Hammann replaces Brian Cook, effective immediately. Cook will continue as chairman of the Vancouver, Wash.-based company.
"It's very positive news," Cook said. "We've built a very strong foundation, and now we have to maximize our brands and move forward. Gregg's expertise and background will help us execute our strategy quicker."
Cook said he was not forced out. He and the board initiated the search for his replacement several months ago, he said.
Before joining Nautilus, Hammann, 40, was chief customer officer of North America and president of Latin America for Levi Strauss, where he led an initiative to expand the company's brand and distribution. He had worked in sales, marketing and general management with Coca-Cola, McLeod USA and Procter and Gamble.
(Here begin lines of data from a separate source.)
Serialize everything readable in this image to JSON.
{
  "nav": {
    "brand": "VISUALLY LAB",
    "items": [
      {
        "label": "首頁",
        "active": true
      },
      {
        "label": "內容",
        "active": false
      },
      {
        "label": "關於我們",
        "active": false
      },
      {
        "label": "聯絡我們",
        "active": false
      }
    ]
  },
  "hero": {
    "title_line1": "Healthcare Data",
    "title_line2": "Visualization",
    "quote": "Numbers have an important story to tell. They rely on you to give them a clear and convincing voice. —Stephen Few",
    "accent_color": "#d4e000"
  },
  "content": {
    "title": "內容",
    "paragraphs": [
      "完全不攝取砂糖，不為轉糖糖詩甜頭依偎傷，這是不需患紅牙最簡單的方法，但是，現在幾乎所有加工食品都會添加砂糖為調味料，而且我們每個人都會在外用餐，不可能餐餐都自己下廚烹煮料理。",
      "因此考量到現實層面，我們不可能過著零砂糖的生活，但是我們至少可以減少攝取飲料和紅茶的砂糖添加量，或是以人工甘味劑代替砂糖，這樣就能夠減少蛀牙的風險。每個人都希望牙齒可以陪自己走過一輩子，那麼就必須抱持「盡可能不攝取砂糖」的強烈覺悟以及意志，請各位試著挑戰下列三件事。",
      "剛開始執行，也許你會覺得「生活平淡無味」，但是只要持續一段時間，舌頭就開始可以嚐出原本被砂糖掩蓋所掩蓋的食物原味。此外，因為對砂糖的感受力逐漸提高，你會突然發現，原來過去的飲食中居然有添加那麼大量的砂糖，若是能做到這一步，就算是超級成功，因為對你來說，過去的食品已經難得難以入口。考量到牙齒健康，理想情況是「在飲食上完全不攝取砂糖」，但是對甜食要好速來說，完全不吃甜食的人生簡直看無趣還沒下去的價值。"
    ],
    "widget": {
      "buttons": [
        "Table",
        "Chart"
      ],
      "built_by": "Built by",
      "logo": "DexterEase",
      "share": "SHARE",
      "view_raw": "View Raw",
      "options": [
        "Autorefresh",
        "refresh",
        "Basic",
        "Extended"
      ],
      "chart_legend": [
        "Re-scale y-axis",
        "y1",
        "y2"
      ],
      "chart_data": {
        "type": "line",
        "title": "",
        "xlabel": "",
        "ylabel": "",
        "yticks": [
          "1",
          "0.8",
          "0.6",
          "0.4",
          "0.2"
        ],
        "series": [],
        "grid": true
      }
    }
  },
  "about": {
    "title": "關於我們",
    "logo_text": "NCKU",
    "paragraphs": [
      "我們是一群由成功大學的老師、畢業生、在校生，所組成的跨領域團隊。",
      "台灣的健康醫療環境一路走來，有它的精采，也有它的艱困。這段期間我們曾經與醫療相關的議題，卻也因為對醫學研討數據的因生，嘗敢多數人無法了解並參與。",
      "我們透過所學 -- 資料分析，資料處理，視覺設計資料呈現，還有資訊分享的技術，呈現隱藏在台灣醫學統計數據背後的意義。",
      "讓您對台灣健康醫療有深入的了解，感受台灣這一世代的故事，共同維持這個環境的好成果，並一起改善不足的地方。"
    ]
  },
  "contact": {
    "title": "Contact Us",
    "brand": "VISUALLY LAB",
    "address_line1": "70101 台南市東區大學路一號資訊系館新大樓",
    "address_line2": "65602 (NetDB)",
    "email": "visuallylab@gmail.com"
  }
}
Cook, 53, was CEO of Nautilus for 17 years and held a variety of managerial and financial positions at Sea Galley Stores, a now-closed restaurant company, before joining the fitness-equipment maker.
Analysts said the management change was welcome.
"It's the right time for a new leader to take over," said R.J. Jones, a senior equity analyst with Delafield Hambrecht in Seattle. "They've missed the last three quarters and it's been one series of disappointments after another. They experienced substantial growth over time, but the reliance on one product line has come full circle for them."
Nautilus has slashed its profit forecasts for three straight quarters and earlier this month said its second-quarter and annual profits will fall short of analysts' expectations. The company, whose brands include Bowflex, Schwinn, Nautilus and Stairmaster, will report second-quarter earnings July 30.
Flagging sales and profit have forced Nautilus, whose growth has centered on its Bowflex machine, to introduce new products and sell them in retail stores instead of through direct sales.
Hammann said he will look at how best to leverage the company's brands and will execute the company's strategy more aggressively.
"Every company hits a bump in the road, and so has Nautilus," Hammann said. "But I think the outlook will be positive."